About 400g per tonne of ore, roughly a coffee mug spread across a carload of rock.
Before anything reaches the tailings facility, it runs through a dedicated destruction circuit, cutting cyanide to below 50ppm, the strict limit for discharge.
Test work shows the same process could reduce levels to about 0.5ppm, with further optimisation under way.
Despite the noise online, cyanide doesn’t linger.
Exposed to light and air, it breaks down naturally to the two non-toxic component elements, carbon and nitrogen, in days, not years.
While the "toxic sludge" posts make for catchy campaigns, they skip the chemical reality entirely.
What a tailings facility actually is (and is not)
The phrase "tailings dam" still gets thrown around like it’s the Clyde Dam waiting to fail.
It isn’t.
A modern tailings storage facility (TSF) is mostly settled, silt-like material, a future landform — not a lake.
Only a shallow layer of water sits on top, and it’s recycled back through the plant.
Would you drink this water?
No, but you wouldn’t drink any water immediately downstream from a septic discharge field either.
This water sits within safe limits within the TSF and is recycled back through the plant, which again, is at odds with the catastrophe script.
The TSF is designed and built with drains to promote collection of any seepage and returned to the process. Water is monitored continuously.
The final TSF footprint is about 65ha — think a large Central Otago vineyard block, or golf course — and it is engineered not to fail.
It is designed and built to New Zealand and international standards and stress-tested against 1 in 10,000-year earthquakes, extreme storms and is independently certified.
This TSF isn’t just compliant, it’s overbuilt.
A 1km downstream rock buttress, made from overburden rock removed during mining, reinforces the structure well beyond the standards.
It is monitored and regulated from day one to closure and beyond. We pay a bond — another myth busted and another guardrail against the "walk away and hope" narrative.
Tailings are shaped, capped with rock and soil and planted.
Closure turns tailings into terrain, not a leftover.
Facts over drama
Here’s the reality.
Arsenic is natural geology and soil chemistry; historic mining sometimes liberated it and spread it around, modern mining is built to stabilise it and lock it down safe, forever.
Cyanide is used in measured doses and treated to below safe limits.
A tailings storage facility after closure is a solid landform designed to modern standards and built to withstand.
What is still missing from the debate is our community itself.
In the past weeks, an online group supporting the mine has topped 5500.
Many small business owners, families and young people are weighing up what this project could mean for their future.
They are looking for jobs, stability and a reason to come home.
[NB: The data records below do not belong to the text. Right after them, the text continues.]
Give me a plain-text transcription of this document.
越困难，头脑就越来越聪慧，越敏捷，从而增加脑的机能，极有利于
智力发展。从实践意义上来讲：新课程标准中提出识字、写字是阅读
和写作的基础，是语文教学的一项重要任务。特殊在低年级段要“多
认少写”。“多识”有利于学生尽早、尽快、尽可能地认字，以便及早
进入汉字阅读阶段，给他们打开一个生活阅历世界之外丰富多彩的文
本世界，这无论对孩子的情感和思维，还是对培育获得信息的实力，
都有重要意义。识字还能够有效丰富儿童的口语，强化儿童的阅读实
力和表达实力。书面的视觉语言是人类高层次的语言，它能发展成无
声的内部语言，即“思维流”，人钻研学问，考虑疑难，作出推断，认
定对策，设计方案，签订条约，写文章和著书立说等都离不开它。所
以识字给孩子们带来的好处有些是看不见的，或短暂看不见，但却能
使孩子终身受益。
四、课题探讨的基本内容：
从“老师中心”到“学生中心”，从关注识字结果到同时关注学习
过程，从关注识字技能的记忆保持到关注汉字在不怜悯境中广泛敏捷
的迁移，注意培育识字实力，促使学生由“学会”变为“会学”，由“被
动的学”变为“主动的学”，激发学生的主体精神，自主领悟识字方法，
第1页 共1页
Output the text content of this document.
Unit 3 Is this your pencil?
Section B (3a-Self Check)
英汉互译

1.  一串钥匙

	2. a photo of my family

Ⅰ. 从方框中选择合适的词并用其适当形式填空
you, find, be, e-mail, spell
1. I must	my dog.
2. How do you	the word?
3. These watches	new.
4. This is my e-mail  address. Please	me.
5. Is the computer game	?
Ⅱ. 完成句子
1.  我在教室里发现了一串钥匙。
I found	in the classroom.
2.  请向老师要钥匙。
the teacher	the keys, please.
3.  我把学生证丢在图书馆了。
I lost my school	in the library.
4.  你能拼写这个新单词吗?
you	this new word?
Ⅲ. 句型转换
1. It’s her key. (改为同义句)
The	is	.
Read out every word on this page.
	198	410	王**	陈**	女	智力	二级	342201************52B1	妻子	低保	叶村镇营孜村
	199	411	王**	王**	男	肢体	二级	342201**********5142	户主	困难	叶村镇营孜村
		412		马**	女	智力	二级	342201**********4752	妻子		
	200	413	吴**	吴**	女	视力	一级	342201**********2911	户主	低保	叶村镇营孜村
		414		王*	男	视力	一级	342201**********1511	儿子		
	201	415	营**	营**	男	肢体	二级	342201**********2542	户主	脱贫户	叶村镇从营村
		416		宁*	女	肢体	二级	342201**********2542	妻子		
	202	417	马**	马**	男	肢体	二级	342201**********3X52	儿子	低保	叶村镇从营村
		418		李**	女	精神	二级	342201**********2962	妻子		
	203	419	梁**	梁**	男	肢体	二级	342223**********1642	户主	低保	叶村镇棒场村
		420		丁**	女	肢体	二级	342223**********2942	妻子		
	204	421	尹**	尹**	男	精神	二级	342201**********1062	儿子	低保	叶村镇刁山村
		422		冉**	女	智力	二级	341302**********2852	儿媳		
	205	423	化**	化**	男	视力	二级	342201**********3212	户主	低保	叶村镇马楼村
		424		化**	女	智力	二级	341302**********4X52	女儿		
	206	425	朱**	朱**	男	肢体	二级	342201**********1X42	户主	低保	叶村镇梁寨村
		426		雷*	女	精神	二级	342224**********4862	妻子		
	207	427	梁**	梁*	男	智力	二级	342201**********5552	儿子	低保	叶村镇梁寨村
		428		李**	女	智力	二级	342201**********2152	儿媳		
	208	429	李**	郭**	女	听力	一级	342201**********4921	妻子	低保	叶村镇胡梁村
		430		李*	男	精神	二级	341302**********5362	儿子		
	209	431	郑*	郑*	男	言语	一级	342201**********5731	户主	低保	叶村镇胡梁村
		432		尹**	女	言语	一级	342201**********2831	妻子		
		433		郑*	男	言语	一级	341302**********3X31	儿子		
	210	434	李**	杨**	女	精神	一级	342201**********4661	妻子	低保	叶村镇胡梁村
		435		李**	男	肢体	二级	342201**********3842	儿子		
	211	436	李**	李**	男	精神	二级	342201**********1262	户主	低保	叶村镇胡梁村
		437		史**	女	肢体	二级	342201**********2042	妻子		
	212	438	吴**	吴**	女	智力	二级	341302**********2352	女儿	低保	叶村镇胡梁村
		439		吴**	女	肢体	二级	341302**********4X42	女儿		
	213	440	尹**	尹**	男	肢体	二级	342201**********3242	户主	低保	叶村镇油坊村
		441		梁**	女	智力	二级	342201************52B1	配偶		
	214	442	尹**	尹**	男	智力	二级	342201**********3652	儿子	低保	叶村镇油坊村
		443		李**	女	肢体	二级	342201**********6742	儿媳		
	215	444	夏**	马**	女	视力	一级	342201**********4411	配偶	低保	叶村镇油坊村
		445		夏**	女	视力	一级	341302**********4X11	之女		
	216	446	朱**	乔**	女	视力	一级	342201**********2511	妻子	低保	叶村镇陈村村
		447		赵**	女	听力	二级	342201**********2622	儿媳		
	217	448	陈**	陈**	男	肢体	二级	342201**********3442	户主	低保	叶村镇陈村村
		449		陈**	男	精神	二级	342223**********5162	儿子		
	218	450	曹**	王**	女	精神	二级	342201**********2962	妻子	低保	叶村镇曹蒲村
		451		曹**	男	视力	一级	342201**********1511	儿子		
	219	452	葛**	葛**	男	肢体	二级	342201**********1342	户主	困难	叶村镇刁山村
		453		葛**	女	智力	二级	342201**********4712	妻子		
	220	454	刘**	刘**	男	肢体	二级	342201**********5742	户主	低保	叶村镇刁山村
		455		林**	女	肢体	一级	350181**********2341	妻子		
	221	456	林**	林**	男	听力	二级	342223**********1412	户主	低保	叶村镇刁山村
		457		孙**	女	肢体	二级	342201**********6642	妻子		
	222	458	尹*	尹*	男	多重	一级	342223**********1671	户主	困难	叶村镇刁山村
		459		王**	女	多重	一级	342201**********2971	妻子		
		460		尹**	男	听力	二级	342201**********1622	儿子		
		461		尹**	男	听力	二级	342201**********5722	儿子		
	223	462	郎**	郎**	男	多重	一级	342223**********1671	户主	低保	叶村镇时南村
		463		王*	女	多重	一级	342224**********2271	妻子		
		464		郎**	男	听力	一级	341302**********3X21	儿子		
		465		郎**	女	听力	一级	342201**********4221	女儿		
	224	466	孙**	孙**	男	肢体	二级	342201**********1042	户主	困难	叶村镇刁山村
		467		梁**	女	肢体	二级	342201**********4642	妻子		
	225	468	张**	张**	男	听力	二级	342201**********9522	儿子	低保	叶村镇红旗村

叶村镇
Contractors are lining up, CVs are landing daily and, on the ground, the conversation sounds less like conflict and more like opportunity — a shift that has yet to hit the national narrative.
If the conversation is going to move forward, let’s start with the facts.
As the ODT editorial said last week, let’s trust the process and "let the panel do its work".
— Damian Spring is the chief executive of Santana Minerals.